Antigen-specific T-cell responses are characterized by distinct profiles of secreted cytokines. Rissoan et al27 have demonstrated that polarization of the T-cell response into Th1 or Th2 depends on the type of APC. DC1 induces Th1 responses whereas DC2 induces Th2 responses.9 It has been proposed that DC2 might be responsible for maintaining peripheral T-cell tolerance to self-antigens. Therefore, inducing the proliferation of antigen-specific T cells might be obligatory for DC1 but not for DC2.28 During inflammatory or immune responses initiated by macrophages and DC1, however, the secretion of TNF-α and the expression of CD40 ligand induce full activation of DC2. Under these circumstances, DC2 cells initiate the proliferation of antigen-specific T cells, leading to the expansion of Th2 clones and the secretion of IL-4 and IL-10. These cytokines produce a negative feedback on Th1 differentiation and terminate the immune and inflammatory responses.29 In several experimental models, donor Th2 cells have a decreased potential to induce aGVHD.19,21,30,31 It is also possible that donor DC2 contribute to the pathogenesis of GVHD after transfer to the recipient through the indirect presentation of host antigen to donor T cells and the induction of Th2 responses. Interestingly, umbilical cord blood, another source of allogeneic stem cells for transplantation associated with relatively low incidence of aGVHD, contains DC2 but not DC1 cells.31 

Direct presentation of donor alloantigens by resident host DC, however, is likely to exert a dominant effect on the activation of donor T cells, resulting in aGVHD and cGVHD.32 Donor DC engraftment in recipients of allogeneic transplants has been associated with prolonged organ transplant survival.33,34 Donor DC1 would activate allogeneic host T cells to produce IFN-γ and generate cytotoxic responses against the graft, favoring rejection. Donor DC2 may induce host T cells to produce IL-4 and IL-10, which suppress Th1 and cytotoxic responses, favoring engrafment.35,36 Thus, the manipulation of DC subsets may be useful in stem cell therapy for the induction of tolerance to hematopoietic cells or solid organ allografts. It has been reported that DC2 might capture alloantigen and undergo maturation after transfer into the host. These DC2 might present alloantigen to donor T cells and induce them to undergo Th2 differentiation, which would attenuate the Th1-driven mechanisms inducing aGVHD.10,37 

The modulation of DC subpopulations correlated with clinical response. Of 9 patients who demonstrated a decrease in DC1 and an increase in DC2 cells, 8 had a response to ECP in at least one target organ. Of 2 patients with lung involvement, neither demonstrated a response in the lung. One had early relapse of lymphoma and underwent DLI, whereas the other had a response in skin GHVD but no change in pulmonary function. The patient who had no response in any target organ (patient 10) demonstrated a decrease in DC1 and DC2 populations and, therefore, demonstrated no selective effect of ECP. Interestingly, this patient demonstrated similar changes in T-cell cytokine profile with attenuation of Th1 activity. These results suggest that selective changes in DC subsets might predict for response to ECP, but these observations must be confirmed in larger numbers of patients.

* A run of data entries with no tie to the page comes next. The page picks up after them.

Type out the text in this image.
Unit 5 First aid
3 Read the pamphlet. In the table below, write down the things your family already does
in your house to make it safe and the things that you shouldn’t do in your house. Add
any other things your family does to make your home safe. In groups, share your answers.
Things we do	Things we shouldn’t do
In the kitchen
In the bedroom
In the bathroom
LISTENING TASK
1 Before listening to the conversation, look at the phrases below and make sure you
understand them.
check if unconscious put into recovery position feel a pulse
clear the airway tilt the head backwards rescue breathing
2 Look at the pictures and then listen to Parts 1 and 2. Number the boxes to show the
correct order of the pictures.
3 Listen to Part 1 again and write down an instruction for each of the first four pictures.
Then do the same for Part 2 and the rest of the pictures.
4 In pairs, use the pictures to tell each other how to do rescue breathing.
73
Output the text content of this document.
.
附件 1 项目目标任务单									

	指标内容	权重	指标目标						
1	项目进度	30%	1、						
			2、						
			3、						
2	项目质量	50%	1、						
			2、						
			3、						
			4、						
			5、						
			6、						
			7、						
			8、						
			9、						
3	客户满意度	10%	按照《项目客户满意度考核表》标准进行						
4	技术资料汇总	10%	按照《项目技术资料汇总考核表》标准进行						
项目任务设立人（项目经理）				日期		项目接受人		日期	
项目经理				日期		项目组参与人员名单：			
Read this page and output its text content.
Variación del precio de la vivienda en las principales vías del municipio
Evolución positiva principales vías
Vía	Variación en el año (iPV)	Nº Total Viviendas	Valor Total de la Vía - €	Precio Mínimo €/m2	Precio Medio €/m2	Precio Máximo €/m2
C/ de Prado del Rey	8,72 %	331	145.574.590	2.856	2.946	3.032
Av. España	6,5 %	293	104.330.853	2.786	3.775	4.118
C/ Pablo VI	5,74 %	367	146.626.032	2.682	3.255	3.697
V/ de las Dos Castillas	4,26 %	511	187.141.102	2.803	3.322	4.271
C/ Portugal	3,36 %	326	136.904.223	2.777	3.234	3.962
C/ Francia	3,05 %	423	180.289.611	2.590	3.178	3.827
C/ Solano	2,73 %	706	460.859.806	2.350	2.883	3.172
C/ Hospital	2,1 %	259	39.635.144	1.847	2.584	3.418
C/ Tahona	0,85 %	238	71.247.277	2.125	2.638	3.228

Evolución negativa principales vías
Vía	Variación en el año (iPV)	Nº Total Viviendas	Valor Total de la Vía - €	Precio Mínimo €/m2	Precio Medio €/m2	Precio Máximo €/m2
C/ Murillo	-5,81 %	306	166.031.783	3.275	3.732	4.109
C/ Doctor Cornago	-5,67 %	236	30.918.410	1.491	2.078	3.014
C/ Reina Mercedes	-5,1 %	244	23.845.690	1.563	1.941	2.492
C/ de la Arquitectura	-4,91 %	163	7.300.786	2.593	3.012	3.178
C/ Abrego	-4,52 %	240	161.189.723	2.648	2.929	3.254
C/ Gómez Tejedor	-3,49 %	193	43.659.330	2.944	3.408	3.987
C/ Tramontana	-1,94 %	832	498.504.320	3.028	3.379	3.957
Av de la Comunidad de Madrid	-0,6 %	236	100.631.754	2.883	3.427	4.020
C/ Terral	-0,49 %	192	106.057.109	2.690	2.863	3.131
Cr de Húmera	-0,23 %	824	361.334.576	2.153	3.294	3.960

In summary, our data suggest that ECP has a direct effect to modulate APC function in patients with cGVHD. The net inhibitory effect of ECP on activated T cells and APCs favors attenuation of ongoing Th1-mediated events, thereby removing the inhibition to Th2 cytokine secretion and restoring balance between Th1 and Th2 cytokines. We have recently initiated a clinical trial to longitudinally examine the biomodulatory effects of ECP on lymphocyte and DC function in patients with cGVHD randomized to either ECP or to standard immunosuppressive therapy.